38 entry daha
  • masal gibi bir sehir gercekten.

    ilk gittigimde londra'da gecirdigim onca gune pisman olup keske daha onceden gelseymisim dedim. sehir oyle bir guzel kokuyordu ilk ayakbastigim sabah saatlerinde, sanki kocaman bir firinda birbirinden guzel kekler pastalar yapiliyordu. sonradan scotch whiskey heritage center'da lowlands'te uretilen viskilerin kokusunu aldigimda sehir acaba viski mi kokuyor diye gecirdim icimden.cunku ayni cikolatali kurabiye kokusu hakimdi..

    insanlari da kokusu gibi ayri guzeldi sehrin. sabahin korunde nereye gidicez simdi diye haritadan bulmaya calisirken daha yardim bile istemeden insanlar teklifsiz yardimci olmaya calisti. kalacagimiz otelin sahibi sabahin korunde ucret almadan kahvalti ikram etti ve normal check-in saatinden saatler once odamiza girmemize izin verdi. geceleri yorgun odamiza donerken viskilerine ortak olmamiz icin 'olumu gor, allah adi verdim' gibisinden israrlarla bizi bara buyur etti. kiz arkadasimla birlikte iki gecelik konaklamamiz boyunca iskoc misafirperverliginin guzel orneklerinden birine tanik olduk..(hotel ceilidh-donia)

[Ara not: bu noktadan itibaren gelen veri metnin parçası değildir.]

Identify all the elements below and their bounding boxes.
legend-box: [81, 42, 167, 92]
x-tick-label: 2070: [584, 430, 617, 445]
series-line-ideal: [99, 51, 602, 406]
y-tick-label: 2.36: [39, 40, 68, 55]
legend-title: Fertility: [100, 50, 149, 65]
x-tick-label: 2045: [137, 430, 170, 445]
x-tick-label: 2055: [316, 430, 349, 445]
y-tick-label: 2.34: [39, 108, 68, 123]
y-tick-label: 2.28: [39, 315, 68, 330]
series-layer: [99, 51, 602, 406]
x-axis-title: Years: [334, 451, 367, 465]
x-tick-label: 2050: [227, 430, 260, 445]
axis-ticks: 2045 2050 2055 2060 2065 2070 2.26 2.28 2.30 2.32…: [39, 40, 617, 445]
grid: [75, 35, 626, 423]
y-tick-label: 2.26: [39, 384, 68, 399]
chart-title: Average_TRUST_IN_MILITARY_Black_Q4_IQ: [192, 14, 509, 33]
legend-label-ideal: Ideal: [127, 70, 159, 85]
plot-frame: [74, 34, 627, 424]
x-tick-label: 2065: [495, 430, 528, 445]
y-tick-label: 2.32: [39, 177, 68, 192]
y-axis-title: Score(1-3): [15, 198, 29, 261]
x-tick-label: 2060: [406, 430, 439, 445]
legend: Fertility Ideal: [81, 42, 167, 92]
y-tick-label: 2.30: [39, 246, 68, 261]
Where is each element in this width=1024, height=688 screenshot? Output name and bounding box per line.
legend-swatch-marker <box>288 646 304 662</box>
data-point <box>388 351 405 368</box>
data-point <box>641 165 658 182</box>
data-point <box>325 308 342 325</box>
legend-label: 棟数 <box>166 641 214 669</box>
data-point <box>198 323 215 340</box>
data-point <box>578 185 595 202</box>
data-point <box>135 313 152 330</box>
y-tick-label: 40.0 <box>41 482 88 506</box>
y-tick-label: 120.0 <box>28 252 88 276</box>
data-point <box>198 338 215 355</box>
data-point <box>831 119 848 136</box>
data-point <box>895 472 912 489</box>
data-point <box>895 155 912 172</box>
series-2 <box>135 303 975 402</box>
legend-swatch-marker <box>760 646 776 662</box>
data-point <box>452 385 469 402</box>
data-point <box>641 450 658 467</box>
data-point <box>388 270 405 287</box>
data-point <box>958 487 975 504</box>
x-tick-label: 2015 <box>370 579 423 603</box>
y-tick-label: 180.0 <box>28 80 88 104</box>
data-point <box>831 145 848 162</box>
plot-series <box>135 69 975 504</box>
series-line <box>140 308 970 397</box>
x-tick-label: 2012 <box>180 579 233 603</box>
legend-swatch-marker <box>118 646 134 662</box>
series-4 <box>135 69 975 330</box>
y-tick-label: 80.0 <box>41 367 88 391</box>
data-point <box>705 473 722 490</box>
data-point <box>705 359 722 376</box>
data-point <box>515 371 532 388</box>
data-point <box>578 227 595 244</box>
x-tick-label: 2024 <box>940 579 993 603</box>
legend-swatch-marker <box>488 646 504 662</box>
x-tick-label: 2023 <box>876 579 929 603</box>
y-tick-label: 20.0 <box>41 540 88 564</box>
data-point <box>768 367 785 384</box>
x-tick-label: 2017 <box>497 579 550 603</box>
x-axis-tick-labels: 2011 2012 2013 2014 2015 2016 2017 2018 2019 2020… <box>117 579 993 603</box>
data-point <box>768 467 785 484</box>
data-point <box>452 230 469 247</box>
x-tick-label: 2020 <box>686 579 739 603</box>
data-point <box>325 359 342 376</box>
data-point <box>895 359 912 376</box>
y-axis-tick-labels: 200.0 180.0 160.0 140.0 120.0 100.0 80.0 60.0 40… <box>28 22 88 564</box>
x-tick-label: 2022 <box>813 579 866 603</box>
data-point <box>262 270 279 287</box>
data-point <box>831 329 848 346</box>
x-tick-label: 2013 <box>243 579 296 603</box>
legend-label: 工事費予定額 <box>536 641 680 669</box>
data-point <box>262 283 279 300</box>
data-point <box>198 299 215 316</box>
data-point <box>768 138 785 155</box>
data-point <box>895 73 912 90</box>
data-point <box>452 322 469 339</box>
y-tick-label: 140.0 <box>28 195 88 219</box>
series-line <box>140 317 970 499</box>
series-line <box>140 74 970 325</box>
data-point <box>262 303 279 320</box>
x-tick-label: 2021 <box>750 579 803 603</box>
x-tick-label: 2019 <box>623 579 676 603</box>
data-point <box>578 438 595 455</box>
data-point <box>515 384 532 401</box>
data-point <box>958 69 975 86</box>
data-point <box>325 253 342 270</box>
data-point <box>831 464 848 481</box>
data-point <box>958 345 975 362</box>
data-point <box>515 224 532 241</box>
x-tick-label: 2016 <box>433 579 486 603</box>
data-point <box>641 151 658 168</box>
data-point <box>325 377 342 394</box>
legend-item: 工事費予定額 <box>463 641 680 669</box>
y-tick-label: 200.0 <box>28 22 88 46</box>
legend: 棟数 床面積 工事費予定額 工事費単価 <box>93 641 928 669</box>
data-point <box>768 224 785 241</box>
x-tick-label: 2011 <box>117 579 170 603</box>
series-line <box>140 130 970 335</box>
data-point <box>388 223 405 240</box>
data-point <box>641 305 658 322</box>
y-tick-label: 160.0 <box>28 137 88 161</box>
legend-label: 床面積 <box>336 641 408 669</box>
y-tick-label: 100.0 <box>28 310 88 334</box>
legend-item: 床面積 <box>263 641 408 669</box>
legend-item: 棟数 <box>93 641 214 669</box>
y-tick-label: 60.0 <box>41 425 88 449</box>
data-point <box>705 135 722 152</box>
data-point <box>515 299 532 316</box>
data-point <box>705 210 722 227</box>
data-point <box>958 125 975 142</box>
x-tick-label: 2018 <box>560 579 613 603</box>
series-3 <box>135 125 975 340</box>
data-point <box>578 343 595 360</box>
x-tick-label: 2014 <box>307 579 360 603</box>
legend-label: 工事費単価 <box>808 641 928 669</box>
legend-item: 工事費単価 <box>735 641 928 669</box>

    sonra tirmandigimiz arthur's seat'ten, calton hill'den hayatimizda gordugumuz en guzel manzaralardan birini kazidik bellegimize. etraftaki sokak muzisyenlerinin caldigi gayda sesleri, icinde bulundugumuz fantastik filmin soundtrackleriymis gibi geldi kulagimiza. erkeklerin etek giymesine alistik. giydikleri eteklerin desenlerinin bile sadece kendi klanlarina ozgu oldugunu, iskoclarin dost ve dusman klan mensuplarini bu farkli ekoseler sayesinde tanidigini ogrendik, sasirdik. birazcik da sansli oldugumuz icin tum klanlarin katildigi royal mile'daki gecis torenini izleme sansi bulduk, yuzyillardir suren bir gelenegin gorkemine sahit olduk. whiskey heritage center'da viskinin tarihine bir yolculuk yaptik, o leziz iskoc viskilerinin nasil uretildigini bastan sona gozlemledik ve tatma firsati bulduk. dunyanin turist cekme amaciyla kurulan en eski eglence merkezini, camera obscura'yi gezdik, gormenin inanmaya yetmeyecegini anladik. sokaklarda, caddelerde gordugumuz yuzlerce unlu mucit heykelinden iskoclarin gundelik hayatimizda yaptiklari buluslarla nasil da buyuk bir yer kapladiklarini hayretle ogrendik. o devasa gotik binalarin, anitlarin yaninda kucucuk kaldik, etkilendik.. 2 gun boyunca ayaklarimiz patlayana kadar gezdik, kilometrelerce yuruduk ama gorulmedik tek bir sokagin varligi bile huzursuz etti, az gezdik diye pisman olduk.. isterdik ki agustos'ta baslayan festivallerine de kalalim, o guzel sehir nasil da karnaval alanina donusuyor gorelim ama vaktimiz yetmedi. gordugumuz her iskoc yine gelin dedi, ilk firsatta yine gidecegiz sanirim.